I've been tasked with improving the performance (and this is my first real-world performance tuning taks) of a reporting stored procedure which is called by an SSRS front-end and the stored procedure currently takes about 30 seconds to run on the largest amount of data (based on filters set from the report frontend).
This stored procedure has a breakdown of 19 queries executing in it, most of which are transforming the data from an initial (legacy) format from inside the base tables into a meaningful dataset to be displayed to the business side.
I've created a query based on a few DMV's in order to find out which are the most resource-consuming queries from the stored procedure (small snippet below) and I have found one query which takes about 10 seconds, in average, to complete.
select
object_name(st.objectid) [Procedure Name]
, dense_rank() over (partition by st.objectid order by qs.last_elapsed_time desc) [rank-execution time]
, dense_rank() over (partition by st.objectid order by qs.last_logical_reads desc) [rank-logical reads]
, dense_rank() over (partition by st.objectid order by qs.last_worker_time desc) [rank-worker (CPU) time]
, dense_rank() over (partition by st.objectid order by qs.last_logical_writes desc) [rank-logical write]
...
from sys.dm_exec_query_stats as qs
cross apply sys.dm_exec_sql_text (qs.sql_handle) as st
cross apply sys.dm_exec_text_query_plan (qs.plan_handle, qs.statement_start_offset, qs.statement_end_offset) as qp
where st.objectid in ( object_id('SuperDooperReportingProcedure') )
, [rank-execution time]
, [rank-logical reads]
, [rank-worker (CPU) time]
, [rank-logical write] desc
Now, this query is a bit strange in the sense that the execution plan shows that shows that the bulk of the work (~80%) is done when inserting the data into the local temporary table and not when interrogating the other tables from which the source data is taken and then manipulated. (screenshot below is from SQL Sentry Plan Explorer)
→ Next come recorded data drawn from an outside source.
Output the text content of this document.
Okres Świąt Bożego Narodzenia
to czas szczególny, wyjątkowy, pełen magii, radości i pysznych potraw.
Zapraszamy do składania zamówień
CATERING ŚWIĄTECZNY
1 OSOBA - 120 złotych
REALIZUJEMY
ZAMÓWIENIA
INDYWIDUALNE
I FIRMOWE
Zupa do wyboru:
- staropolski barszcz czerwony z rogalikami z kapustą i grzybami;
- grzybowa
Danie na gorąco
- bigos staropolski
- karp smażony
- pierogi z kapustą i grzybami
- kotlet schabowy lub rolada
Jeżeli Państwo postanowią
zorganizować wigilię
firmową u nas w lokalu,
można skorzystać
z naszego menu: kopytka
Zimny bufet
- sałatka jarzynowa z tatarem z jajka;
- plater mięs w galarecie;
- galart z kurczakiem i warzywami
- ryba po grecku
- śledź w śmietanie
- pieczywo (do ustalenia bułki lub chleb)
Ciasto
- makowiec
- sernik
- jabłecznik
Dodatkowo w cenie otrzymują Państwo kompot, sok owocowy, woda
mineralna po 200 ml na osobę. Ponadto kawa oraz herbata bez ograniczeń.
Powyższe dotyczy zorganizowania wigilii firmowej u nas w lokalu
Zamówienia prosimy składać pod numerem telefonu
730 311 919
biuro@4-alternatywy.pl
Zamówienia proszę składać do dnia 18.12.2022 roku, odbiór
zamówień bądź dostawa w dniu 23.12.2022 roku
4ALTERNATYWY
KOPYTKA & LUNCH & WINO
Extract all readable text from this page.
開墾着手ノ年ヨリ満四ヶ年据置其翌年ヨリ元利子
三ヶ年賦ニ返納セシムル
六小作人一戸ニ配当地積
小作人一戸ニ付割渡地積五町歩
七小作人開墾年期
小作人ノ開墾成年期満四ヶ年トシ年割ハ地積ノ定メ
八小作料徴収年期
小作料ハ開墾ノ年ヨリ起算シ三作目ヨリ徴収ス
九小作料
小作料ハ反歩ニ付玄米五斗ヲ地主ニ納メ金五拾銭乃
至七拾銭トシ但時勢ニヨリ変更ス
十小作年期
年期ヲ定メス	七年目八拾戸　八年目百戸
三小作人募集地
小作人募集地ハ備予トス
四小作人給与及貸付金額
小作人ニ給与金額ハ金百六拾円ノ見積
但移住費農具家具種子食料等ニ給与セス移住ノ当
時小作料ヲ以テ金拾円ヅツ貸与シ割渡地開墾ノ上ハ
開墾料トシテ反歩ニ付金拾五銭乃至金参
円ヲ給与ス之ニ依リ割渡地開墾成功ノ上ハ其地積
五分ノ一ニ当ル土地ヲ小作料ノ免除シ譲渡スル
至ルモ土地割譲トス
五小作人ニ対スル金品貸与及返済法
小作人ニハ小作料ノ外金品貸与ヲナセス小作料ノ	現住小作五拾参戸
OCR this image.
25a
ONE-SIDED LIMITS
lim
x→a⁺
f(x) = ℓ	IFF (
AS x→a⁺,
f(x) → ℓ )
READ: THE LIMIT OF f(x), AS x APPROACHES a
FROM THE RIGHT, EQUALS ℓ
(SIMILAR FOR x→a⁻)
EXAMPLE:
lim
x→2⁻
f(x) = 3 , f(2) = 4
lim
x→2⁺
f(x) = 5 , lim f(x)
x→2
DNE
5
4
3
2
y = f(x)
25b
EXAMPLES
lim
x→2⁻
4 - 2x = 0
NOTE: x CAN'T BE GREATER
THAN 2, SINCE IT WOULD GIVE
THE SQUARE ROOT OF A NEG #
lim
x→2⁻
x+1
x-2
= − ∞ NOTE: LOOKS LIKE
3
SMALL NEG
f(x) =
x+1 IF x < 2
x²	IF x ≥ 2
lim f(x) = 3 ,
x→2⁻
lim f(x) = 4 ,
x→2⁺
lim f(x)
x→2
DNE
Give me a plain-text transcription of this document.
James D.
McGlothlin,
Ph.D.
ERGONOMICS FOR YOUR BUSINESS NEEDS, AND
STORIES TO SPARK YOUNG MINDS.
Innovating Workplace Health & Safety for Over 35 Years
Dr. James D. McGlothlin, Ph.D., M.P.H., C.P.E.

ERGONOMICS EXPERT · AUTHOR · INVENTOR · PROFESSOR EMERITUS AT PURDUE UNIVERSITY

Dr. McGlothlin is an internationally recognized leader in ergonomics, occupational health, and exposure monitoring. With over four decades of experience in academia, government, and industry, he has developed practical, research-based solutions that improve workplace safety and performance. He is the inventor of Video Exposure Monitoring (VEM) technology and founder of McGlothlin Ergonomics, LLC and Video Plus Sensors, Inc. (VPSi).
Also, in terms of row estimates, the execution plan has way off estimates for this, in the sense that there are only 4218 rows inserted into the local temporary table as opposed to the ~248k rows that the execution plan thinks its moving into the local temporary table. So, becasue of this, I'm thinking "statistics", but still do those even matter if ~80% of the work is the actual insert into the table?
One of my first recommendations was to re-write the entire process and the stored procedure so as to not include the moving and transforming of the data into the reporting stored procedure and to do the data transformation nightly into some persisted tables (real-time data is not required, only relevant data until end of previous day). But the business side does not want to invest time and resources into redesigning this and instead "suggests" I do performance tuning in the sense of finding where and what indexes I can add to speed this up.
I don't believe that adding indexes to base tables will improve the performance of the report since most of the time needed for running the query is saving the data into a temporary table (which from my knowledge it will hit tempdb, which means that they will be written to disk -> increased time due to I/O latency).
But, even so, as I've mentioned this is my first performance tuning task and I've tried to read as much as possible related to this in the last couple of days and these are my conclusions so far, but I'd like to ask for advice from a broader audience and hopefully get a few more insights and understanding on what I can do to improve this procedure.
As a few clear questions I'd appreciate if could be answered are:
Is there anything incorrect in what I have said above (in my understanding of the db or my assumptions) ?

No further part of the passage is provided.